21 mars 2006

Extrait d’un courrier d’Hubert Montagner

« Chers collègues,

Retraité depuis 2004 après avoir été Professeur des Universités, Directeur de l’Unité 70 de l’INSERM à MONTPELLIER et Directeur de Recherche à l’INSERM (dernière affectation : UMR CNRS 5543, Université de BORDEAUX 2), non seulement je partage votre protestation contre l’utilisation politique de l’expertise collective de l’INSERM sur “le trouble des conduites” chez l’enfant et l’adolescent, mais je conteste aussi l’expertise elle-même" »
(…)
« C’est pourquoi, plutôt que de se focaliser sur des tableaux d’indicateurs “à priori négatifs” qui paraissent refléter à tel ou tel âge des déficits, des anomalies ou des troubles chez les enfants, alors que tout peut évoluer, il est plus pertinent de créer ou d’améliorer les conditions qui conjuguent le développement et l’environnement pour que, malgré tout, le petit de l’homme “qui va mal” puisse construire, consolider ou reconstruire sa plate-forme de développement.

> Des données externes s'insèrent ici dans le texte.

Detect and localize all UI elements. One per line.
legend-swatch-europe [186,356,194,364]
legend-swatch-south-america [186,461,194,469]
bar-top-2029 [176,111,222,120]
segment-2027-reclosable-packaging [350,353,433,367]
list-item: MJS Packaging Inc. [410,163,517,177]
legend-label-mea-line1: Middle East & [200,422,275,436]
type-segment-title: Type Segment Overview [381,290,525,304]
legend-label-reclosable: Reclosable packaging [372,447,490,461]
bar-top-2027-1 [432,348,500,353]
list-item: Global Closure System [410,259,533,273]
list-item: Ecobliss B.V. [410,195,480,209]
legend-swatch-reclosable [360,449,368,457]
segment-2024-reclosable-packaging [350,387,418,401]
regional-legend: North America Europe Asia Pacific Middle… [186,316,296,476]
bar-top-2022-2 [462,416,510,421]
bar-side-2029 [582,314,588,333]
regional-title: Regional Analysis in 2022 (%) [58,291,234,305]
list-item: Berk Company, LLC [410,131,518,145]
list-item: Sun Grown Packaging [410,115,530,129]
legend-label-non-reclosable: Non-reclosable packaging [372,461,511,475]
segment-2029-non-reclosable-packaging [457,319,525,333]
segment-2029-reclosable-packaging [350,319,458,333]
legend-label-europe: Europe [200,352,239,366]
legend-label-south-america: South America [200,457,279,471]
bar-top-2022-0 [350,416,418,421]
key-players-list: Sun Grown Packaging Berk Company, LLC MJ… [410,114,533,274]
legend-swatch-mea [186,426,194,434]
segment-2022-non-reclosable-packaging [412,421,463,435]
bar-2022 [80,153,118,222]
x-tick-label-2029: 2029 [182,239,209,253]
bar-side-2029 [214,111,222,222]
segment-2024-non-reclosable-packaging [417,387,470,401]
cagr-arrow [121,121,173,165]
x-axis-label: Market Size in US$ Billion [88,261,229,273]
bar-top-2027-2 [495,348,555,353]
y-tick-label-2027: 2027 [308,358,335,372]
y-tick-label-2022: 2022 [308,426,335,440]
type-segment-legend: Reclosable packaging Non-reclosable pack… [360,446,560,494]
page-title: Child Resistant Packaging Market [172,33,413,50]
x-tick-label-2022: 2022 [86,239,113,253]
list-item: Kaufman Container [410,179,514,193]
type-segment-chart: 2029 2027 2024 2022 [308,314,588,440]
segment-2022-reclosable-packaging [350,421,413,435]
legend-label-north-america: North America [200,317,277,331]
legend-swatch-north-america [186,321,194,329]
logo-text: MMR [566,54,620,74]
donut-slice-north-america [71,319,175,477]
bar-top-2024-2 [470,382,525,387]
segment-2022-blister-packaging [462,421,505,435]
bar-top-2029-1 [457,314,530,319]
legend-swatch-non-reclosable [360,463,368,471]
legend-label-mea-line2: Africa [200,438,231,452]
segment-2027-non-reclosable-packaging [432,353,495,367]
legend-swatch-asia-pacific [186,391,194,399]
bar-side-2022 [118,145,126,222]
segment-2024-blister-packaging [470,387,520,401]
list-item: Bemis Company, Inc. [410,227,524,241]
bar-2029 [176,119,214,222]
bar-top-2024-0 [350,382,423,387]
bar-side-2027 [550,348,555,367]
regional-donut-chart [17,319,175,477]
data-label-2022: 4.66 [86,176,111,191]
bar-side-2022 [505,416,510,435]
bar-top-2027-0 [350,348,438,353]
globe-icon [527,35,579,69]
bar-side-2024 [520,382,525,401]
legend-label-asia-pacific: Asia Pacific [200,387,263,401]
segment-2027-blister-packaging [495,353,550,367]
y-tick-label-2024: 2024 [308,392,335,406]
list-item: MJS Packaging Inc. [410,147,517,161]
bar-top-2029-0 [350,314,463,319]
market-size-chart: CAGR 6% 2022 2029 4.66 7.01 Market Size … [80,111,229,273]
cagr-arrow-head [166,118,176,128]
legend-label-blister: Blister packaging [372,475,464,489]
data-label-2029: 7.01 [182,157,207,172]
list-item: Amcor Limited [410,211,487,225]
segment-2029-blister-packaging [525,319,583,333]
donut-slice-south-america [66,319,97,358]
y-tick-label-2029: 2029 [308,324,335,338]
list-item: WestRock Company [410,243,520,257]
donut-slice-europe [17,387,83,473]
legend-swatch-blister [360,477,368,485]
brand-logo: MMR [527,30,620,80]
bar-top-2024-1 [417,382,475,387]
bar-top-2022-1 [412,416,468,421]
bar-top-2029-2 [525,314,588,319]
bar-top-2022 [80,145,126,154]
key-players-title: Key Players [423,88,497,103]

On peut notamment s’étonner du caractère simpliste et idéologique de l’expertise collective qui vient d’être publiée par l’INSERM sur le dépistage, la prise en charge et la prévention du "trouble des conduites” chez l’enfant et l’adolescent. Comment accorder du crédit à une expertise qui ignore les remodelages, reconstructions, refondations, ajustements et accordages qui peuvent s’installer à tout âge lorsqu’on modifie l’environnement et lorsque les partenaires changent leurs conduites, même si l’enfant ne devient pas conforme à ce qu’on attend ? Comment peut-on affirmer qu’on peut détecter dès la petite enfance les signes avant-coureurs des conduites violentes, ou considérées comme telles ? Si on entre dans la logique des experts de l’INSERM, quelles sont les études réellement longitudinales qui ont permis de suivre oncrètement d’un âge à l’autre, et dans des conditions maîtrisées, l’évolution des comportements chez les enfants considérés comme plus agressifs, agresseurs ou destructeurs que la plupart de leurs pairs, et qui auraient ainsi une plus forte probabilité de devenir violents à l’adolescence ou plus tard ? Aucune recherche ne permet de l’affirmer. »

Ce texte a été rendu public lors de la Conférence de presse qui s'est tenue aujourd'hui 21 mars 2006 à l'initiative du réseau "Pas de 0 de conduite".